François Weerts, Les sirènes d’Alexandrie

Micmac chez les putes

François WEERTS, Les sirènes d’Alexandrie, Actes Sud, 2008

weerts les sirenes d alexandrieBruxelles, quartier de la Gare du Nord, 1984.

Hériter d’un hôtel de passe à 24 ans : une aubaine ! Mais lorsque des événements étranges et violents s’enchaînent dans le sillage de l’hôtel, L’Alexandrie, Antoine, l’héritier, cherche à comprendre. Pigiste à la rubrique ‘faits divers’ d’un journal populaire bruxellois, il se retrouve plongé malgré lui au cœur d’une histoire digne de figurer dans sa feuille de chou. Secrets de famille, skinheads, vengeance, meurtres. Antoine va de surprises en interrogations. Les réponses qu’il glanera le mèneront loin, à la rencontre de feu son mystérieux grand-père et, surtout, au plus profond de lui-même.

Roman noir, polar. Oui, mais avec Les sirènes d’Alexandrie, François Weerts offre aussi et surtout une réflexion sociale, politique et historique. Tout en subtilité, l’auteur tire les fils d’une intrigue forte et complexe. Si on frôle parfois l’excès, l’abondance des descriptions ne déforce pas le propos et se fond même à l’effervescence de l’univers décrit.

Riche en rebondissements, le livre met en lumière les heures moins glorieuses d’une certaine Belgique et aborde des sujets sensibles.
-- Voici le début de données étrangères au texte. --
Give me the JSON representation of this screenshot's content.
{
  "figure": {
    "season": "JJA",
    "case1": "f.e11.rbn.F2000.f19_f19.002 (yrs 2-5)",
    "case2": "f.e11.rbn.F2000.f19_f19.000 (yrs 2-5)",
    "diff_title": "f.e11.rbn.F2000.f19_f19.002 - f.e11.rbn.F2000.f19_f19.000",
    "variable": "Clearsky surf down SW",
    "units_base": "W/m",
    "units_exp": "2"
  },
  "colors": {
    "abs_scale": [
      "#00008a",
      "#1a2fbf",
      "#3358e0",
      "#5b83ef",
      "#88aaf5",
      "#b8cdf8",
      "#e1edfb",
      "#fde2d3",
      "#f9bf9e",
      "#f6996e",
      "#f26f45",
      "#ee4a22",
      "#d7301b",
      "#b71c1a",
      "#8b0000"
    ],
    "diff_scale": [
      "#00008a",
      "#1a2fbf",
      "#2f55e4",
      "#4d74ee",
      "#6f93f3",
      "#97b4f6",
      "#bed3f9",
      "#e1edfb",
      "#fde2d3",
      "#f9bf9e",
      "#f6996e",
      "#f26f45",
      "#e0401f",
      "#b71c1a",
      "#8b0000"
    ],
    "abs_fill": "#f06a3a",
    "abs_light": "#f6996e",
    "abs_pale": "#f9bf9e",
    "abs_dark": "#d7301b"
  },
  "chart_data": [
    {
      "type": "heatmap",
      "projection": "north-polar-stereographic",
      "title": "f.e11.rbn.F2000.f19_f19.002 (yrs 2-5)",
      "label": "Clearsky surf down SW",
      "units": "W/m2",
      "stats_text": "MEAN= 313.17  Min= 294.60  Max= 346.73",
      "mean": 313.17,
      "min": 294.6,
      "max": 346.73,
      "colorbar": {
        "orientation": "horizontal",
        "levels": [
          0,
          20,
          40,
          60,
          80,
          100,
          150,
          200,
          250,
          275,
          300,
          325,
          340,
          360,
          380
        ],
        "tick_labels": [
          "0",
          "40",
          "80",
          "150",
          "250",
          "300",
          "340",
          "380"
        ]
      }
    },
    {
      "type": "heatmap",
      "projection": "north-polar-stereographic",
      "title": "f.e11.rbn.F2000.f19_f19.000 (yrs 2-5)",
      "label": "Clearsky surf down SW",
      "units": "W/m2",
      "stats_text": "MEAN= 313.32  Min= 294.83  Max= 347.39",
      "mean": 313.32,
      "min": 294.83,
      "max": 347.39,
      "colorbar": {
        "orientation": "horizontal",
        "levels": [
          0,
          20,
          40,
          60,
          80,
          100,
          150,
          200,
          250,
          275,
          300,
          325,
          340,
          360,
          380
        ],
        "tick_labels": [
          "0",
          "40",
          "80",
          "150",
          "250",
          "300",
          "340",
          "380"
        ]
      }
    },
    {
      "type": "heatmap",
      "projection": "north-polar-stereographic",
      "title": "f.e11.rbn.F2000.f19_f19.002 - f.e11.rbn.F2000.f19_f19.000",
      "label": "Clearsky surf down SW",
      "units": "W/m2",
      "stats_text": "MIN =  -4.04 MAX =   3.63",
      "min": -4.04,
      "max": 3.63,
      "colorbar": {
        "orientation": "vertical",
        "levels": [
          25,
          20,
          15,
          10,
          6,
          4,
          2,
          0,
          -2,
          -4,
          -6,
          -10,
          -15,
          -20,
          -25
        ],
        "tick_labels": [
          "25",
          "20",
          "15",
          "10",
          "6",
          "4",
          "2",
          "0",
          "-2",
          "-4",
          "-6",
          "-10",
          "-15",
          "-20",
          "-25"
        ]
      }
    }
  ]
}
Quelle est la valeur d’une ‘fille de joie’ ? Sommes-nous réellement à même de distinguer le bien du mal ? Peut-on juger ? Peut-on changer ?

Ce livre parle du monde, des rapports qu’on tisse ou qu’on défait. On rêve de rencontrer des amis tels que Martial, le flic intègre ou Bogda, l’historien un peu ours.

Les conseils de la truculente Gudule, patronne de L’Alexandrie, valent leur pesant d’or : « …tu pourras profiter de l’oseille de ton papy tranquillement, sans le remords d’arrondir ton capital avec du pain de fesse. » Même Monaco, proxénète et roi du quartier Nord est touchant quand il offre sa protection à Antoine : « Maurits vous aimait…Je le sais…Alors…La famille de mes amis… » Et puis, il y a l’amour …l’amour de Sonia, peut-être.

Future mégapole, hérissée de tours et peuplée de cols blancs, Bruxelles, personnage à part entière, a entamé sa lente mutation. Et la société évolue.  Les collabos d’hier ont vieilli. Les vieux fachos ont fait des émules. Idées extrêmes et nationalisme séduisent toujours, au nord comme au sud du pays. Le quartier Nord a été partiellement rasé. Un mini Manhattan a poussé à gauche des rails du train. A droite, on continue à chercher et donner du plaisir.

C’était mieux avant ? Pas sûr. Chronique douce-amère d’une époque sans doute plus authentique qu’aujourd’hui, Les Sirènes d’Alexandrie fait le bilan de cette évolution :

 …l’hypocrisie ne régnait pas dans le quartier. Il reflétait une certaine vérité….Cela faisait mal souvent. On pouvait contempler l’être humain dans toute sa nudité…et si ce spectacle n’avait rien d’affriolant, il permettait au moins de ne pas oublier qui nous sommes, ce que nous sommes. 

Belle surprise que ce captivant premier roman de François Weerts. À dévorer sans modération, pour les fins gourmets de littérature, amateur de polar ou pas. Dans la collection Actes Noirs des Éditions Actes Sud, où il voisine avec Stieg Larsson et autres auteurs venus du Nord, Weerts, qui vit à Warterloo et est journaliste, représente la Belgique avec panache.